Question

In solid carbon monoxide, each CO molecule has two possible orientations: CO or OC. Assuming that these orientations are completely random (not quite true but close), calculate the residual entropy of a mole of carbon monoxide.

Short answer

The residual entropy for a carbon monoxide is calculated to be$5.76J{K}^{-1}$.

Step-by-step solution

Given

Carbon monoxide is the given solid. CO is its chemical formula.
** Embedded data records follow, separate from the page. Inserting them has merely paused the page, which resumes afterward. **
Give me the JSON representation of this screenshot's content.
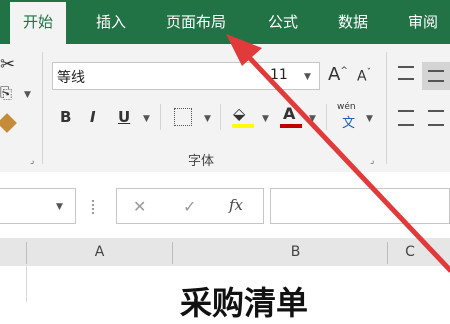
{
  "tabs": [
    "开始",
    "插入",
    "页面布局",
    "公式",
    "数据",
    "审阅"
  ],
  "ribbon": {
    "font_name": "等线",
    "font_size": "11",
    "bold": "B",
    "italic": "I",
    "underline": "U",
    "increase_font": "A",
    "decrease_font": "A",
    "font_color_label": "A",
    "phonetic_top": "wén",
    "phonetic_bottom": "文",
    "font_group_label": "字体"
  },
  "formula_bar": {
    "cancel": "✕",
    "enter": "✓",
    "fx": "fx"
  },
  "columns": [
    "A",
    "B",
    "C"
  ],
  "cell_text": "采购清单",
  "colors": {
    "tab_bar": "#217346",
    "ribbon_bg": "#f3f3f3",
    "arrow": "#e03a3a",
    "font_color_bar": "#c00000",
    "fill_color_bar": "#ffff00"
  }
}
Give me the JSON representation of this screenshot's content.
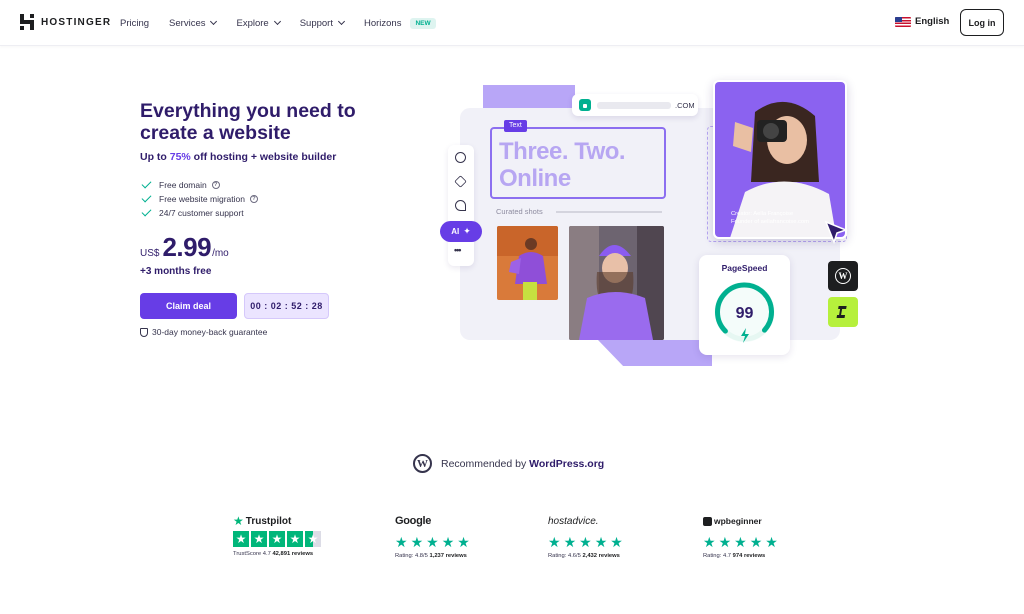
{
  "nav": {
    "brand": "HOSTINGER",
    "links": [
      "Pricing",
      "Services",
      "Explore",
      "Support",
      "Horizons"
    ],
    "new_badge": "NEW",
    "language": "English",
    "login": "Log in"
  },
  "hero": {
    "title": "Everything you need to create a website",
    "subtitle_prefix": "Up to ",
    "subtitle_pct": "75%",
    "subtitle_suffix": " off hosting + website builder",
    "features": [
      "Free domain",
      "Free website migration",
      "24/7 customer support"
    ],
    "currency": "US$",
    "price": "2.99",
    "period": "/mo",
    "bonus": "+3 months free",
    "cta": "Claim deal",
    "timer": "00 : 02 : 52 : 28",
    "guarantee": "30-day money-back guarantee"
  },
  "illustration": {
    "domain": ".COM",
    "text_tag": "Text",
    "headline": "Three. Two. Online",
    "curated": "Curated shots",
    "ai_label": "AI",
    "creator_name": "Creator: Aella Françoise",
    "creator_role": "Founder of aellafrancoise.com",
    "pagespeed_label": "PageSpeed",
    "pagespeed_score": "99",
    "pagespeed_fraction": 0.99
  },
  "recommend": {
    "prefix": "Recommended by ",
    "brand": "WordPress.org"
  },
  "ratings": [
    {
      "brand": "Trustpilot",
      "meta_label": "TrustScore 4.7",
      "meta_value": "42,891 reviews",
      "stars": 4.5
    },
    {
      "brand": "Google",
      "meta_label": "Rating: 4.8/5",
      "meta_value": "1,237 reviews",
      "stars": 5
    },
    {
      "brand": "hostadvice.",
      "meta_label": "Rating: 4.6/5",
      "meta_value": "2,432 reviews",
      "stars": 5
    },
    {
      "brand": "wpbeginner",
      "meta_label": "Rating: 4.7",
      "meta_value": "974 reviews",
      "stars": 5
    }
  ],
  "colors": {
    "brand_purple": "#673de6",
    "navy": "#2f1c6a",
    "green": "#00b090",
    "trustpilot_green": "#00b67a"
  }
}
Each molecule can be arranged in two different ways: CO or OC.

Calculation

Multiplicity for $N$molecules is given as:

$\Omega =2^N\dots \dots \dots ..\left(1\right)$

And Residual entropy is given as:

$S_{\text{residual}}=k\ln \Omega \dots \dots \dots \text{(2)}$

Where, $k$is Boltzmann constant.

In the given case, $N=6.022\times {10}^{23}$

By substituting this value in equation (1), we get,

$\Omega =2^{6.022\times {10}^{23}}$

Now, by substituting this value of $\Omega$and $k=1.38\times {10}^{-23}J{K}^{-1}$in equation (2), we get,

$$\begin{gathered} S_{\text{residual}}=\left(1.38\times {10}^{-23}\right)\ln \left(2^{6.022\times {10}^{23}}\right) \\ {S}_{\text{residual}}=\left(1.38\times {10}^{-23}\right)\left(6.022\times {10}^{23}\right)\ln 2 \\ {S}_{\text{residual}}=5.76{\mathrm{JK}}^{-1} \end{gathered}$$

Final answer

Hence, the residual entropy is calculated to be$5.76J{K}^{-1}$.